Abstract

We wanted to determine if use of ambulatory blood pressure monitoring (ABPM) was cost effective, preventing unnecessary drug therapy in patients misdiagnosed as having essential hypertension, with elevated office blood pressures and normal ambulatory blood pressure. To address this issue we surveyed costs to the patient for antihypertensive drug therapy in 1990 of five local pharmacies in southeastern Michigan. Patients studied (n = 192) were seen in a private, general internal medicine practice in rural southeastern Michigan and received ABPM to assess the presence of hypertension and the adequacy of blood pressure treatment. We ascertained the average, minimal, and maximal drug cost to the patient per unit dose at the local pharmacies.

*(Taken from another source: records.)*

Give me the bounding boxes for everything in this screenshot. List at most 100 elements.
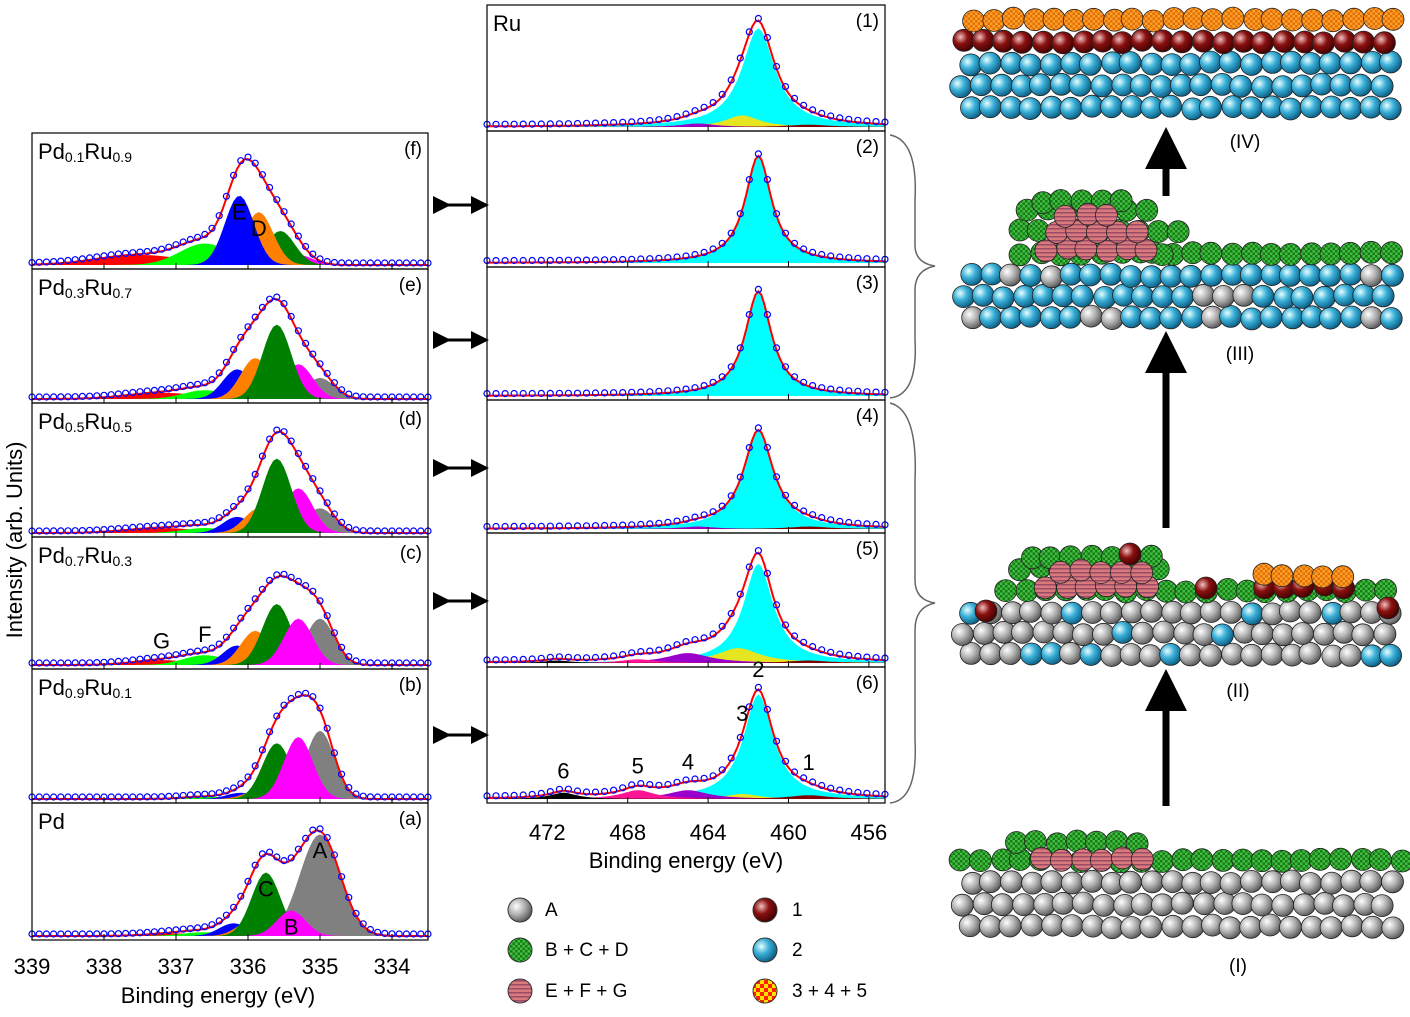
atom xyxy=(1281,8,1304,32)
data-point xyxy=(772,344,781,352)
data-point xyxy=(93,526,101,534)
schematic xyxy=(948,6,1410,940)
data-point xyxy=(78,659,87,667)
atom xyxy=(1040,95,1064,119)
data-point xyxy=(186,791,194,799)
atom xyxy=(1229,74,1253,98)
data-point xyxy=(808,778,817,786)
data-point xyxy=(93,253,101,261)
data-point xyxy=(754,285,763,293)
x-tick-label: 338 xyxy=(86,954,123,979)
atom xyxy=(1279,97,1302,121)
atom xyxy=(1199,600,1223,623)
data-point xyxy=(381,259,389,267)
atom xyxy=(1199,50,1222,74)
atom xyxy=(1008,243,1032,267)
data-point xyxy=(71,793,79,801)
data-point xyxy=(201,923,209,931)
data-point xyxy=(573,256,582,264)
data-point xyxy=(323,257,331,266)
atom xyxy=(1171,285,1194,309)
data-point xyxy=(85,793,94,801)
data-point xyxy=(609,389,618,397)
atom xyxy=(1130,893,1154,916)
atom xyxy=(1279,599,1302,623)
data-point xyxy=(781,229,790,237)
data-point xyxy=(528,790,536,799)
atom xyxy=(1300,242,1324,266)
data-point xyxy=(528,256,536,265)
data-point xyxy=(818,109,826,118)
data-point xyxy=(42,393,51,401)
data-point xyxy=(150,522,158,530)
data-point xyxy=(673,112,681,121)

The average yearly cost for patients on antihypertensive medications at pharmacies in southwestern Michigan was $578.40, with figures varying from $94.90 to $4361.75. Although there is no standard reimbursement amount for ABPM, at $188 per monitoring, the cost of monitoring this entire group of patients would offset exactly the cost of medication for the group of patients found to have only office hypertension. As such, third-party insurance carriers should consider reimbursement for ABPM in hypertension to decrease pharmaceutical cost and its attendant potential side effects. In conclusion, our study results suggest that ABPM is cost effective in an outpatient setting in preventing unwarranted drug therapy and the inappropriate diagnosis of hypertension.